Soy Canada supports a TPP agreement that improves access for Canadian Soybeans
Soy Canada is encouraged by the momentum building towards the successful conclusion of talks surrounding the Trans-Pacific Partnership.
Canadian ministers and several industry representatives arrived in Atlanta, Georgia, this week in an effort to reach a deal that will significantly impact the estimated $31.2 billion in annual Canadian exports to TPP countries.
“Soy Canada supports a Trans-Pacific Partnership agreement that eliminates tariffs on soybean products and provides stable and open trade between member countries,” says Jim Everson, executive director, Soy Canada.
The TPP provides an opportunity to eliminate tariffs on soybean products – such as soybean oil – in TPP member countries, including Japan where imported oil attracts significant tariffs.
Soybean production is increasing in Canada. Since 2008, soybean production has increased 80% to over 6 million tonnes, and stable export markets are essential to the industry’s continued export growth.
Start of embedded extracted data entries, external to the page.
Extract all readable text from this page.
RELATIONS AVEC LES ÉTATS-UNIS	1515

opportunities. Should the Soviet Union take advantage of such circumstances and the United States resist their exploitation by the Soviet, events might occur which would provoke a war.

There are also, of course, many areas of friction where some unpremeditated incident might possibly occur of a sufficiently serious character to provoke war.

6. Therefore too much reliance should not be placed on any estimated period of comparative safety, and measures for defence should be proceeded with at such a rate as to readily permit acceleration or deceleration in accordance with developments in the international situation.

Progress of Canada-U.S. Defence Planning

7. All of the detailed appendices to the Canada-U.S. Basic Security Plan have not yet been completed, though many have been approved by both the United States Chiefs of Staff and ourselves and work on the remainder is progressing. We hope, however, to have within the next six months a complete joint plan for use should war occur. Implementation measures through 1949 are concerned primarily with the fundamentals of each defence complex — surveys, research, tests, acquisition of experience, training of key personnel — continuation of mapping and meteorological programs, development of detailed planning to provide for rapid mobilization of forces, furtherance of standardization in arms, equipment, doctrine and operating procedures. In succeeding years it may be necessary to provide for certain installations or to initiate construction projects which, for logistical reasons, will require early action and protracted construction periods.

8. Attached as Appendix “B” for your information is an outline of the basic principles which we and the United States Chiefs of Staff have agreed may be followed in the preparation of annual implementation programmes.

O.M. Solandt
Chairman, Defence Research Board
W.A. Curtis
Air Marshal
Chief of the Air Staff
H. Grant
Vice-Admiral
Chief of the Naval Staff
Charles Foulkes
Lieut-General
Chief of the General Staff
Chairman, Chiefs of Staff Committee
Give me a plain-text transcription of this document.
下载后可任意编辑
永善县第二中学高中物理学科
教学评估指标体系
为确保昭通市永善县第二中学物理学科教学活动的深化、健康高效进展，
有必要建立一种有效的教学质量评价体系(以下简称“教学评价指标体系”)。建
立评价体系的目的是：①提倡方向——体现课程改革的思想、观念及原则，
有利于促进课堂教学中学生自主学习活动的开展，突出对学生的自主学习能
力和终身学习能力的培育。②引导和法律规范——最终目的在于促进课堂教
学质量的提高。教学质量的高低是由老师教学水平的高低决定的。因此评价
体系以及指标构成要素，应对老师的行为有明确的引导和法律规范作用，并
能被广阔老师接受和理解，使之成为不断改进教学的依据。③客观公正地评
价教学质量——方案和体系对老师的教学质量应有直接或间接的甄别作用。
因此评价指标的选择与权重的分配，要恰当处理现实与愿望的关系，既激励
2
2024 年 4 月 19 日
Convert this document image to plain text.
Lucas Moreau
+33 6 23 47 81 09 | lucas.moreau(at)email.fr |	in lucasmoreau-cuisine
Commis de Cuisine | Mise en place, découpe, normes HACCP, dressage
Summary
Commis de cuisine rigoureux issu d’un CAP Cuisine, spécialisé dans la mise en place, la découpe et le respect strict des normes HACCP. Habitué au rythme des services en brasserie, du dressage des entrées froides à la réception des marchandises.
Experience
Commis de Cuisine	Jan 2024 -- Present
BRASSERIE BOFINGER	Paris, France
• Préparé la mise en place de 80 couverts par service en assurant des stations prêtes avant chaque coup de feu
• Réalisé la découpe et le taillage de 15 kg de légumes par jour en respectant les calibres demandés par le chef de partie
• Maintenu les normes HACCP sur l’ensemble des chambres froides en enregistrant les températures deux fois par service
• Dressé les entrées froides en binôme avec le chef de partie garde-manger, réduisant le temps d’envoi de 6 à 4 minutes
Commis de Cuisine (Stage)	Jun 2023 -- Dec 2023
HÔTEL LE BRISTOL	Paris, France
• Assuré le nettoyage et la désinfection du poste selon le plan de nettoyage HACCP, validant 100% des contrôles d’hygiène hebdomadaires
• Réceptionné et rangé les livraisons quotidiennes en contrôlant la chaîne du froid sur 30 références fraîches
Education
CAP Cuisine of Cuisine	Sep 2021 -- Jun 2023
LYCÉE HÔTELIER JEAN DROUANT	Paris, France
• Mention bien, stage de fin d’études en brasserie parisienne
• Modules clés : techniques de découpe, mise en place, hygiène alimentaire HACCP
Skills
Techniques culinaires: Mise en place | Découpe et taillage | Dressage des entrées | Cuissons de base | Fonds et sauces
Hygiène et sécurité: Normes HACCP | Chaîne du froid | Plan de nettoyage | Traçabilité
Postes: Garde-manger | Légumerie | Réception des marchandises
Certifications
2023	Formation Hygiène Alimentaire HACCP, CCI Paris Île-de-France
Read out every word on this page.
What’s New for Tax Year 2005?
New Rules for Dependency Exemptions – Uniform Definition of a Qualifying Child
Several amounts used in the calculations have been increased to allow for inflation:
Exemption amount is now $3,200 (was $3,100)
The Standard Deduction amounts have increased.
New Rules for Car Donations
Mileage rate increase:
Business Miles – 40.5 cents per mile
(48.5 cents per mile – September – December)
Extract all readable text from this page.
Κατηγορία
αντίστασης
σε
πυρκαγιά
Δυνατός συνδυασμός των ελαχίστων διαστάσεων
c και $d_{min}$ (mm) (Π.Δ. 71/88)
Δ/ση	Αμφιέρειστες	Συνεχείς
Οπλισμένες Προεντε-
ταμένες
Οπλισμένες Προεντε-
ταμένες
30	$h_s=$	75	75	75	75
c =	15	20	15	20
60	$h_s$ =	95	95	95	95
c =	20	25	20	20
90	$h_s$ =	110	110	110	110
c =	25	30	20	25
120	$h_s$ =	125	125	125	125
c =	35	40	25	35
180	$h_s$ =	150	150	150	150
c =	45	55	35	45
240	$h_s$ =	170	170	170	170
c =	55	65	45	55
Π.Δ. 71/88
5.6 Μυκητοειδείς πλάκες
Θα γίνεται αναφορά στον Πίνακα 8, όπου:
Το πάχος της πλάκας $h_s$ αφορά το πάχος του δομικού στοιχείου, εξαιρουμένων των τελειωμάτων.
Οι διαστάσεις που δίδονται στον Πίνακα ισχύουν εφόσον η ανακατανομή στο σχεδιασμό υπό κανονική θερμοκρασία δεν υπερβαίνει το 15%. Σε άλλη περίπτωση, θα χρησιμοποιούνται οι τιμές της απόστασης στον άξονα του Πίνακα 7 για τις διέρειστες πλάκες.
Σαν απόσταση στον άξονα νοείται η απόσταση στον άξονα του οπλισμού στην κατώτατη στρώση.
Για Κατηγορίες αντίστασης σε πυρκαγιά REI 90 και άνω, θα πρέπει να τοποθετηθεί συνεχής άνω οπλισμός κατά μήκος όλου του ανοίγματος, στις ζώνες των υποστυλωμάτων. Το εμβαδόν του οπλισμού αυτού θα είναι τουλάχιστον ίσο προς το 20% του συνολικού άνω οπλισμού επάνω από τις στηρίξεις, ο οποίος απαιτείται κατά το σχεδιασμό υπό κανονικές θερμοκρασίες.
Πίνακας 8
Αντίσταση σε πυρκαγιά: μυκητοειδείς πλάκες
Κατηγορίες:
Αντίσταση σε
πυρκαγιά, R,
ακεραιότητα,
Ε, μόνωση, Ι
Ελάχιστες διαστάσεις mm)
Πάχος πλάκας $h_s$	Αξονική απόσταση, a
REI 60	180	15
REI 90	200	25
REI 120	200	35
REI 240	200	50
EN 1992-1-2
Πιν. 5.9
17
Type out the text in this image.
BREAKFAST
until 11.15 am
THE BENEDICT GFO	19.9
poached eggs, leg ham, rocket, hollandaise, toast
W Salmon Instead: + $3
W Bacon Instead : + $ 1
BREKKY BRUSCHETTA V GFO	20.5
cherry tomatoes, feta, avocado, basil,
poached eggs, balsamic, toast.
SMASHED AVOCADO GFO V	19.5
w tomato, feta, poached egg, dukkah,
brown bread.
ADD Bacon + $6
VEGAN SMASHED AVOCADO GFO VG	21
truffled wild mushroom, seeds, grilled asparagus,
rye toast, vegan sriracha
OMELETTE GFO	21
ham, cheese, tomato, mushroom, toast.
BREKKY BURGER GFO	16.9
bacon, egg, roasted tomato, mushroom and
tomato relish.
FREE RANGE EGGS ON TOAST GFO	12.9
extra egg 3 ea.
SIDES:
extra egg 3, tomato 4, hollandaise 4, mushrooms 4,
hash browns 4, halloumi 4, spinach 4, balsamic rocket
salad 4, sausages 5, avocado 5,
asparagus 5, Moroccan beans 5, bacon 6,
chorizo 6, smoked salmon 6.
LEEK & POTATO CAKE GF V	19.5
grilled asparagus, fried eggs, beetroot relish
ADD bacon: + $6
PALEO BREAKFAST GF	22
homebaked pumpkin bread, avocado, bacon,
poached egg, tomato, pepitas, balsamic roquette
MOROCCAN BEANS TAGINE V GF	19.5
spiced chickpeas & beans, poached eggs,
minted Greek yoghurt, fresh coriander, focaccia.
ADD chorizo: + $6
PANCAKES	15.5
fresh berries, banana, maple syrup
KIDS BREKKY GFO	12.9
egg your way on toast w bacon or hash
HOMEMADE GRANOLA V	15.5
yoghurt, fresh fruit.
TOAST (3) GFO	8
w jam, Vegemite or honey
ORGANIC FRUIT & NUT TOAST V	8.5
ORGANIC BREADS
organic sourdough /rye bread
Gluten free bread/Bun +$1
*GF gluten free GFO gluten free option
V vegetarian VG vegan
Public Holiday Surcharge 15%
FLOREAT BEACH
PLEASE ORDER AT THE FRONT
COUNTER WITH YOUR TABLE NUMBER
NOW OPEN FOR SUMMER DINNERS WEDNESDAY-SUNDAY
Much of this new production has been in Western Canada, which is well placed to benefit from improved access to TPP member countries, especially Japan, Singapore, Malaysia and Vietnam. These countries are already important markets for Canadian soybeans and soybean products.
Soy Canada is the national commodity association representing the full soybean value chain in Canada including farmers, exporters, processors and seed companies. Canadian farmers produced 6.04 million tonnes of soybeans in 2014 earning $2.4 billion in farm cash receipts; Canada’s 3rd most valuable crop.